At any rate, as long as specific code does what it was supposed to do, and has no bugs, the one thing that matters is speed - be it execution speed, or writing this thing speed.

Personally I am happy to trade execution speed if some tasks takes me only a few minutes to solve, and I continually expand my available scripts. IT is like an ecosystem that grows and grows but it doesnt get ugly like perl.

Gwenhwyfaer said...

"Not true. I never felt this way."

anonymous, if you won't even put your name against your opinion, why should I treat it as statistically significant?

febuiles said...

Some comments:

1) Strong typing is not the same as static typing as someone said earlier.

2) Type inferring compilers are not the panacea. I haven't touched O'Caml or Scala, but I've noticed how Haskell and F# need a hand sometimes to determine the right types (e.g. when playing with Parsec/UU parsers). I find myself writing the types for most non-trivial functions (as most Haskell programmers do for the more-than-one-line functions.

3) Typing Speed : SpeedRange each time you want to create a Speed increases your keystrokes by a nice factor. When you're working in a language like Java with ReallyFreakingLongNamesInCamelCase the "factor" of noise vs. real working code's scary. Are you sure you're getting enough out of your types system?
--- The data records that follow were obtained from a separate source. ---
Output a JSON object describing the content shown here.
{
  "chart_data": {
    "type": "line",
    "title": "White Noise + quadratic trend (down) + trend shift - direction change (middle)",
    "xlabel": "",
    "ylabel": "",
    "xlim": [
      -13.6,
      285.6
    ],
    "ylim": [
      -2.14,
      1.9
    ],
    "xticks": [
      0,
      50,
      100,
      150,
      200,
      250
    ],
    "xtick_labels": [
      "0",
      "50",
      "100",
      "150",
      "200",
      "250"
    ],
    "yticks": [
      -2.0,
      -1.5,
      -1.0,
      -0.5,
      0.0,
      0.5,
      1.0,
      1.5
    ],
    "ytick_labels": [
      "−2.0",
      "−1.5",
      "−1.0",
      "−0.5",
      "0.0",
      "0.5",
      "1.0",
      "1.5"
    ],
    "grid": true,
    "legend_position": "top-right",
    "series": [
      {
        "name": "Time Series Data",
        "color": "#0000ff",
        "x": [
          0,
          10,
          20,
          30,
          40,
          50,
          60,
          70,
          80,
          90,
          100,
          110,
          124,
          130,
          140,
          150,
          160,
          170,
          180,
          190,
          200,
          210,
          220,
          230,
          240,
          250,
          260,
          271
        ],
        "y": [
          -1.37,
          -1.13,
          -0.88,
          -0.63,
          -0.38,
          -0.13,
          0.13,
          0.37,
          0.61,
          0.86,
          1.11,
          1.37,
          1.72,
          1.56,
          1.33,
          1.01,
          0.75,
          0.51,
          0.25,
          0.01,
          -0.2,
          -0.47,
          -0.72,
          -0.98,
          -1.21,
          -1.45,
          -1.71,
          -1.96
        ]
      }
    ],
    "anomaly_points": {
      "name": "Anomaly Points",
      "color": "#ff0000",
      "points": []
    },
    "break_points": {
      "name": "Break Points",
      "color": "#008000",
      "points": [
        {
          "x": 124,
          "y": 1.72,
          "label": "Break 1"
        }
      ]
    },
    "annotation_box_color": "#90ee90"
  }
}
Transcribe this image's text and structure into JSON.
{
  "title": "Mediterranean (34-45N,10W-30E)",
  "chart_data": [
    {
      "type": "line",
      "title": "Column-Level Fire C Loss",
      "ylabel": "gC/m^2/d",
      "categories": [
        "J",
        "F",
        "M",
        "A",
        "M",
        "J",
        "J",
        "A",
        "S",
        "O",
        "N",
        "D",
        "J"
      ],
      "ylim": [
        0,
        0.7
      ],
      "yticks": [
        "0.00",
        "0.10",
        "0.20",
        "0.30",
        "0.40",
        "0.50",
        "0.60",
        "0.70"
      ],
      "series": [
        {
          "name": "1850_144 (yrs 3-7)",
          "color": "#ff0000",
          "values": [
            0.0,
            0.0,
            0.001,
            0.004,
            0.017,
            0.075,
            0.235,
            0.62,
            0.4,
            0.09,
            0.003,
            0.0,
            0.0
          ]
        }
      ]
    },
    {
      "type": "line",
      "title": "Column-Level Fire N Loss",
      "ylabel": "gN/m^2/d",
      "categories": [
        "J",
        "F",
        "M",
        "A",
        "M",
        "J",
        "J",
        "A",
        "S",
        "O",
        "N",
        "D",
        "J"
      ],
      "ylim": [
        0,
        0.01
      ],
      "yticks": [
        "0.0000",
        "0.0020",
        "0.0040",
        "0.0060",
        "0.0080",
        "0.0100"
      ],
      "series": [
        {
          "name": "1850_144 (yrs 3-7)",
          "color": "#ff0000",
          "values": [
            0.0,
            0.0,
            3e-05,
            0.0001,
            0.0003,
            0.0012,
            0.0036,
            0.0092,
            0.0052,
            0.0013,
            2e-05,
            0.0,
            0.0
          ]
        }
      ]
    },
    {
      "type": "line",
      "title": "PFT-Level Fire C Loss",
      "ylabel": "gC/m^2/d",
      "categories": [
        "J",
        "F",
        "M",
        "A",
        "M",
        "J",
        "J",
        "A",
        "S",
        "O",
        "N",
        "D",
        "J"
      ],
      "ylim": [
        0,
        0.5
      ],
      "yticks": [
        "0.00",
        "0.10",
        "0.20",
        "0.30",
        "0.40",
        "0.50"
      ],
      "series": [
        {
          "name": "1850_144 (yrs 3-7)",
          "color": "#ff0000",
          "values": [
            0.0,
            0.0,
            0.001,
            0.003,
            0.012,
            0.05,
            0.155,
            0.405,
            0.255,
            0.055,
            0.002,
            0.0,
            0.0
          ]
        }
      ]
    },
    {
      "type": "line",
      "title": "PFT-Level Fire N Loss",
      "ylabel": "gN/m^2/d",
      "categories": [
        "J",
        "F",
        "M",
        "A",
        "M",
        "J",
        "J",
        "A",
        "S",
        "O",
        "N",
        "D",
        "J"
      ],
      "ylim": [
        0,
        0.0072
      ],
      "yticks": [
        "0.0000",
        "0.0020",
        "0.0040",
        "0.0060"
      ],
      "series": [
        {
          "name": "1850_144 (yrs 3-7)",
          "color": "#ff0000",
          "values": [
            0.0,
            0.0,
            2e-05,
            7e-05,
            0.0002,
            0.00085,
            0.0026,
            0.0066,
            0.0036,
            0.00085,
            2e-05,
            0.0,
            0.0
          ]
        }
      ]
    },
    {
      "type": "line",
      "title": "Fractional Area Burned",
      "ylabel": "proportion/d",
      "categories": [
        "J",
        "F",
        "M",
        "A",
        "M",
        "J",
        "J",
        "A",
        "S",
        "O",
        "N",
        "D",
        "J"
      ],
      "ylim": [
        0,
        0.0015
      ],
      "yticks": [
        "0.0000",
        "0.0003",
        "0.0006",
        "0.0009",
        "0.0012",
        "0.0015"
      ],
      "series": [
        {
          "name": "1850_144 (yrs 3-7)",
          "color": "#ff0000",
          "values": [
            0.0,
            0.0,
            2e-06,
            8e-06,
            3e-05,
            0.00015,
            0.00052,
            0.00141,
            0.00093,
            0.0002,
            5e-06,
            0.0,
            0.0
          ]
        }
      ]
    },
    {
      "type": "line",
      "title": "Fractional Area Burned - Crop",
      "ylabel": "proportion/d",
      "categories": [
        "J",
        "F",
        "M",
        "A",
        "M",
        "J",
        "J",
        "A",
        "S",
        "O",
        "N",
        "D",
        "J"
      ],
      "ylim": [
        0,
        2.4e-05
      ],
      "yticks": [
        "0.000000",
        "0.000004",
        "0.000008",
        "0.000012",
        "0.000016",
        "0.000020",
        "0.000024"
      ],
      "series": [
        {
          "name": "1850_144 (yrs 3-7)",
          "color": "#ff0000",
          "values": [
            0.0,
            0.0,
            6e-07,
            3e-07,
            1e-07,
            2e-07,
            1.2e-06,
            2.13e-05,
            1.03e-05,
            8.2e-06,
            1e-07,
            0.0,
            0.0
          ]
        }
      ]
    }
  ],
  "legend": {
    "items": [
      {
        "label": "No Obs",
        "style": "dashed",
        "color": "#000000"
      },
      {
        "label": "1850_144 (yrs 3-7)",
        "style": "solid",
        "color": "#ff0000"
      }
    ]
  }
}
Are you sure you can't do that with duck typed languages?
Maybe your example wasn't clear enough for me, but can't I do that with class variables and one line in the constructor in most OO languages?

4) I had something smart to say...but I forgot :P

Federico Builes said...

I forgot to link this image in the last comment:
http://data.tumblr.com/PDVq61dc523i4o67lFgz56VG_400.gif (not spam, really :)

I can't remember where I found it (maybe Steve Yegge's blog or something), but I found it funny :)

Anonymous said...

The example of inteveral types doesn't really have anything to do with static typing.

Consider common-lisp which has equivalent interval types (integer 0 100), (real 0 (100)), etc.

This is not a static typing system. So, I think that your whole premise is essentially mistaken -- what you mean to talk about is the expressivity of type systems, and that's orthogonal to their static/dynamic nature.

James said...

The points you make about Ada's safety features are, I think, specific to Ada's constraint system, and not necessarily due solely to static typing: If you had

int Speed_Range

for instance, it's "statically typed", but you don't really have any more information or safety than you would if it was dynamically typed.

Of course, there's always the best of both worlds: Common Lisp, where you have dynamic typing by default, but the ability to declare types if you want.

Marc said...

@James:

>int Speed_Range

The equivalent in Ada would be:

Speed_Range : Integer;

And agreed, the only things you know per this declaration are those specific to its Integer type--but which still consists of all the relevant "type attributes" that Ada provides for such types.

But "Speed_Range : Integer" is a poor variable declaration, because you (the developer) have asserted nothing about the speeds allowed by the associated entity. (Does the speed really range over +/- 2 billion?? By constraining the variable with a suitably specific type, you've added information to your code, and Ada allows you to access that explicit information and much derivable information.

James said...

@Marc

That's exactly my point: The supposed usefulness of static writing here is really the usefulness of Ada's particular properties: That is, the benefits of safety are really dependent on the specific language and coding conventions than something as broad as "type system".

Marc said...

@James:

Which is exactly my point! :-)

With Ada strong and static typing go hand in hand:

"If strong typing is going to be seriously valuable it has to do more than merely ensure type safety, it needs to actually add concrete information to the software."

So I'm agreeing with you, it's not static or strong typing alone, but what you build atop it that adds value. In Ada's case there was a conscientiously designed "type model" that added value.

So dismissing strong/static typing as mere metadata in and of itself is accurate, but uninteresting.